Bring the House Lights Up

Washington Post columnist Jim Hoagland gets dramatic today. He writes a stage monologue for Arafat:

"At Camp David, Clinton wanted to make me the George Washington of Palestine. But I would have had to sell out my people, in the miserable camps of Lebanon, Syria and Jordan, to become emir of the West Bank. Remember, that was the deal on offer. The money underneath the table was already pretty good -- not as good as what Saddam offers, but more secure.

"Those Israeli hacks say I could have achieved my strategic goals without bloodshed with that deal. But they miss the point. Bloodshed is the point. I had to seize, not passively receive. The Israelis now give me total credit for this intifada. History will remember me as warrior, resister, struggler.

"I am not a turncoat. Armed struggle has always been my way, my meaning, my religion. The borders of Palestine will be traced in blood, as a great nation's should be. The frontiers will be demarcated and protected by international troops, not by a groveling peace treaty. That is and was my plan. When Israel elected Sharon, to prove to us that brute force could make Israelis secure, it fell into place: We had to show them they were wrong.

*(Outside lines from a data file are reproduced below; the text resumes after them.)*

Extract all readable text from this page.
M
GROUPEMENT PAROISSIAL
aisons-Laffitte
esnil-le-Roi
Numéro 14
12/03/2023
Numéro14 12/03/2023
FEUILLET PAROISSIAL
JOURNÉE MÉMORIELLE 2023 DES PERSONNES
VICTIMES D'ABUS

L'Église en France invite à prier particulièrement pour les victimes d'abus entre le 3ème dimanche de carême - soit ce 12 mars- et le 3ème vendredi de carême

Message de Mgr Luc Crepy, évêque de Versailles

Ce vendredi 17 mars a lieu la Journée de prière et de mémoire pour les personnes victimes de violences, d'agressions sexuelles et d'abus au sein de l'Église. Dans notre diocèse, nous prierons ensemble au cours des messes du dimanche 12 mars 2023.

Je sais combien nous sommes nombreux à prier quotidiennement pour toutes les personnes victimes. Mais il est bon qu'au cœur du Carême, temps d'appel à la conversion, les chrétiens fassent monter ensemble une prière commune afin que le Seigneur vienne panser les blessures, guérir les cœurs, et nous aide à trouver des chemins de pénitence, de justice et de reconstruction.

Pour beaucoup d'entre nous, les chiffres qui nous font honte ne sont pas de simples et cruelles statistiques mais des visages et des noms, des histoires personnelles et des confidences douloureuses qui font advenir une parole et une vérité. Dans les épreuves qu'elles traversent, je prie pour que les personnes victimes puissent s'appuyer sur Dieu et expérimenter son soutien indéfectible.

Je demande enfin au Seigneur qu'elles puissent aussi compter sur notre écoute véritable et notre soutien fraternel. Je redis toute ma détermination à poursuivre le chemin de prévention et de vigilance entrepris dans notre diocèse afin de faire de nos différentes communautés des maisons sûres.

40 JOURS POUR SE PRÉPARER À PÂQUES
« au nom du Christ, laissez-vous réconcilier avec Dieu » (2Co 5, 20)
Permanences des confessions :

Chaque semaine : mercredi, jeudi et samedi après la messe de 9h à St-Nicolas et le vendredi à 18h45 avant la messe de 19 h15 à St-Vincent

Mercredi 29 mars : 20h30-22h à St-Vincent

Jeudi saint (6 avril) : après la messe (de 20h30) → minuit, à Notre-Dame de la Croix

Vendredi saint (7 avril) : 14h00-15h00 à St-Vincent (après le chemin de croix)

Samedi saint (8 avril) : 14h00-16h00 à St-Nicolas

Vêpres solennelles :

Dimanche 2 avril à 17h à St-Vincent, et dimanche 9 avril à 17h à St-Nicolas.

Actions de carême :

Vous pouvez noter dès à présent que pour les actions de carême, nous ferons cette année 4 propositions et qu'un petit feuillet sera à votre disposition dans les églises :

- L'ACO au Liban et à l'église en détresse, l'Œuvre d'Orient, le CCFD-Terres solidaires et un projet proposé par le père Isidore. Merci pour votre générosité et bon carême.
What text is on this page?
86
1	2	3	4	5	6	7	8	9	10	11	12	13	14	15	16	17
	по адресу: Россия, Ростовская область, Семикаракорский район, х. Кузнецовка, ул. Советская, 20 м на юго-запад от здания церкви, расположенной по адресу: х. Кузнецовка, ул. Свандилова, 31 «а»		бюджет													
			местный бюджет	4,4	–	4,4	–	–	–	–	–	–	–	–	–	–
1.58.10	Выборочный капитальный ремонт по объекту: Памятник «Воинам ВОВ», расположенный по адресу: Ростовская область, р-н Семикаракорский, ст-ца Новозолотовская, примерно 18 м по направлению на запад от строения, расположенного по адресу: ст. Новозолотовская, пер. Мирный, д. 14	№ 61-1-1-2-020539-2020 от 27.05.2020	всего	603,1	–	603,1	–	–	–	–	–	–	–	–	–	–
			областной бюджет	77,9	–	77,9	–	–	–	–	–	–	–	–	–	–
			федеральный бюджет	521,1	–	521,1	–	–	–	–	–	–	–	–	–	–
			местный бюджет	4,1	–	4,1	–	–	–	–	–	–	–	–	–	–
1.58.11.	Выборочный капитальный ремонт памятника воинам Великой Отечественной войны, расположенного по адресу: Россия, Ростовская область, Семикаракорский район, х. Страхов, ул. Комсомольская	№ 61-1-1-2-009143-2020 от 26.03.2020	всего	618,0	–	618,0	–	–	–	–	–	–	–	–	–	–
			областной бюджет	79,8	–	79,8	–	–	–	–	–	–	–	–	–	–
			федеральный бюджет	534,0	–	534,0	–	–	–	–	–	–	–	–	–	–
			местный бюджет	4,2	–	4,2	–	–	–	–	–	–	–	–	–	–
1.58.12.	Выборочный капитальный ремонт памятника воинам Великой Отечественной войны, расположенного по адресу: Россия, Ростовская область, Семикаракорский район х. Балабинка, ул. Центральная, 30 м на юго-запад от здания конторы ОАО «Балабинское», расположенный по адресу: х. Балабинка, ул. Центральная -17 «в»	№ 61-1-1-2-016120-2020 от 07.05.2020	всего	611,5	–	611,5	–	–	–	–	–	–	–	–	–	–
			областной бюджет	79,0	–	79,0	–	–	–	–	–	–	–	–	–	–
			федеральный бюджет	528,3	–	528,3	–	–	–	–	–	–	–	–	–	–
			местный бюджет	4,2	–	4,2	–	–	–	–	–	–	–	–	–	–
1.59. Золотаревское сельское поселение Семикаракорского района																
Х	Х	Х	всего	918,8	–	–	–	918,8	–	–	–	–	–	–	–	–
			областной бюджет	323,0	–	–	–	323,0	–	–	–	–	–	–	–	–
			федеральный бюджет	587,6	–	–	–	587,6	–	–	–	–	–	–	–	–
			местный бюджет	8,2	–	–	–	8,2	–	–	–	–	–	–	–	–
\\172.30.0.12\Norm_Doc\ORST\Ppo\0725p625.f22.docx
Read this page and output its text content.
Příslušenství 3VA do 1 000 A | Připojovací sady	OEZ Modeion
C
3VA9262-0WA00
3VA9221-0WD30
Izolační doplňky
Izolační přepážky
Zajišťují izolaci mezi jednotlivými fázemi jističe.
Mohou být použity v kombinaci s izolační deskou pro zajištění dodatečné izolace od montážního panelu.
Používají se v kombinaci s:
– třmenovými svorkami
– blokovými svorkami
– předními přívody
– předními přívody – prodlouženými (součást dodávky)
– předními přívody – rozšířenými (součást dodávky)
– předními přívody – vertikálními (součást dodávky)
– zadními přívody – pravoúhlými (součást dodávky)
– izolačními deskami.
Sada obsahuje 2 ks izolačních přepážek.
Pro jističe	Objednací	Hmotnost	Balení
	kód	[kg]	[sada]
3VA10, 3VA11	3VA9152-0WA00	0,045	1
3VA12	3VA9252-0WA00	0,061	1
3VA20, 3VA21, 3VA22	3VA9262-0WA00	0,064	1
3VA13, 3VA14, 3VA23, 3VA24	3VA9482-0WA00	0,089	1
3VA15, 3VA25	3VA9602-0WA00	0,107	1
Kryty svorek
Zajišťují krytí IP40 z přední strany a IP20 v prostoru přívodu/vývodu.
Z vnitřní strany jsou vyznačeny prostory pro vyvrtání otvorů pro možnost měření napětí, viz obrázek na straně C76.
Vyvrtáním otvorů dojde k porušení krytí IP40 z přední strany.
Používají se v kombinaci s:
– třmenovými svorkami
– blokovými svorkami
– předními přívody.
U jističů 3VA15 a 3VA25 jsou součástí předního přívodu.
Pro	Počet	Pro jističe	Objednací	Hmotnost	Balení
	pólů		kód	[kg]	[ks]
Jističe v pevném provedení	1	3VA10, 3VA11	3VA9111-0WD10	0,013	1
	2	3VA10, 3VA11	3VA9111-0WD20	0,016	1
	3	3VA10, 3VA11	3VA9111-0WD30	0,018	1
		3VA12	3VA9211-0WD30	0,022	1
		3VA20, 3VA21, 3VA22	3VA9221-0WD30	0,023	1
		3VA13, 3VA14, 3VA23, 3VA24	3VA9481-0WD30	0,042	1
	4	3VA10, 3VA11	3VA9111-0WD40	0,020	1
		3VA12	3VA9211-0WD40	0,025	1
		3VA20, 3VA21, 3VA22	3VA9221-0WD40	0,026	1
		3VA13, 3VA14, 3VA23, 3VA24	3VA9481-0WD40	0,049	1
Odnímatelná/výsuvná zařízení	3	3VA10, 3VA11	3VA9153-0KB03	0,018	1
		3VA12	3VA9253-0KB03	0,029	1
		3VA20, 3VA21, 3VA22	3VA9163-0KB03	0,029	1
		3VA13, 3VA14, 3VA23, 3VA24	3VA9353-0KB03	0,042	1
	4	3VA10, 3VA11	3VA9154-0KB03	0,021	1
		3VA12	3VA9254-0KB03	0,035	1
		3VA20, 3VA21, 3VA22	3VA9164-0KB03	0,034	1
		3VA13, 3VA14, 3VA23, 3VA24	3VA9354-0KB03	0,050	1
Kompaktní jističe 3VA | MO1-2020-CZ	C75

"These fools in Washington and Europe chase their own tails by debating whether I am a terrorist or not. Did I ever shrink from murder when it was needed? They think if they come up with the right label, like 'Enduring Freedom' or 'homicide bombers,' then everything is fixed. And they say we Arabs are prisoners of rhetoric."

It has the ring of truth. The real Arafat has shown himself to be if not stranger, than at least more perverse than fiction.